Lest anyone think that I am venturing on hollow non-grounded rhetoric, let me remind that I already presented twice last February excerpts of Fathi Ragheb Hanna’s book Ahkaam wa Qawaid al-Mawareeth wal-Wassiya Wifqan li-Ahkaam al-Sharia al-Masseehiya—wa Ahkaam al-Sharia al-Islamiya (Rules and Fundamentals of Inheritance and Wills According to the Provisions of Christian Doctrines—and the Provisions of Islamic Jurisdiction). Mr Hanna is a lawyer with the Constitutional Court and the Court of Cassation.
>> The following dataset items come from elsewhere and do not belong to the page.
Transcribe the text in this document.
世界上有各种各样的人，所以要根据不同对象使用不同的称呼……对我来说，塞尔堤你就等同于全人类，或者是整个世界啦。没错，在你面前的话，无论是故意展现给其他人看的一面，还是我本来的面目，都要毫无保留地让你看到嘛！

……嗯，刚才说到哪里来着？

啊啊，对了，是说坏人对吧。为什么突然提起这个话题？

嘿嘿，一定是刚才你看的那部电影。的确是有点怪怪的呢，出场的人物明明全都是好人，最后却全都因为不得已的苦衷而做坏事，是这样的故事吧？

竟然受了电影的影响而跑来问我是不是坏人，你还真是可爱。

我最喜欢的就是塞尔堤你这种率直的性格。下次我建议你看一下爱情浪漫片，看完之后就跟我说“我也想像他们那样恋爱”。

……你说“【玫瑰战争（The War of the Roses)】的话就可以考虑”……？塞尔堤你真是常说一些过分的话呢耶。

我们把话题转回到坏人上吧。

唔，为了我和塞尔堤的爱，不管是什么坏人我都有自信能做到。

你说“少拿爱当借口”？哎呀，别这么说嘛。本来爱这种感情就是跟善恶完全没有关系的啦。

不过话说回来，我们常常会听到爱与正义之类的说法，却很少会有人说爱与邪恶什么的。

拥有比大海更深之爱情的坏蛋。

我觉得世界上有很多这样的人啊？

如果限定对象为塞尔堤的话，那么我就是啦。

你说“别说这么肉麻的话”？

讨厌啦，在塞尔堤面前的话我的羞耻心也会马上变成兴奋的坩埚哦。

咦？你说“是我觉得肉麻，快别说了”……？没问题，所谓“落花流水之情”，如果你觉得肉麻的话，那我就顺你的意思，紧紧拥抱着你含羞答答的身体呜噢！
In his book Mr Hanna details the historical and legal backing that equate Christian men and women in inheritance. He explains that Egyptian Christians applied Christian rules and conditions to inheritance ever since Christianity came to Egypt at the hands of St Mark the Apostle in the first century. These rules remained in force for Christians over long centuries and were confirmed by an Ottoman decree in 1884, modified by a law in 1927, on the bylaws of the Coptic Orthodox general council. In 1902, a decree was issued concerning Evangelist nationals, and in 1905 a law for Armenian Catholics. All these laws and rules stipulated that Egyptian Christians were entitled to resort to their Christian doctrines in matters of inheritance. In 1944 a law was issued which restricted the right of Egyptian Christians to apply Christian inheritance rules to the provision that the parties involved should mutually agree to that. The first article of law 25 of 1944 stipulates that provisions of Islamic sharia constitute the State law of inheritance and wills. If the deceased is non-Muslim the inheritors may, as stipulated by Islamic sharia, agree to resort to the doctrines of the religion of the deceased.
I can only wonder why did inheritance rules fall out of the recently approved bylaws of the family law for Christians?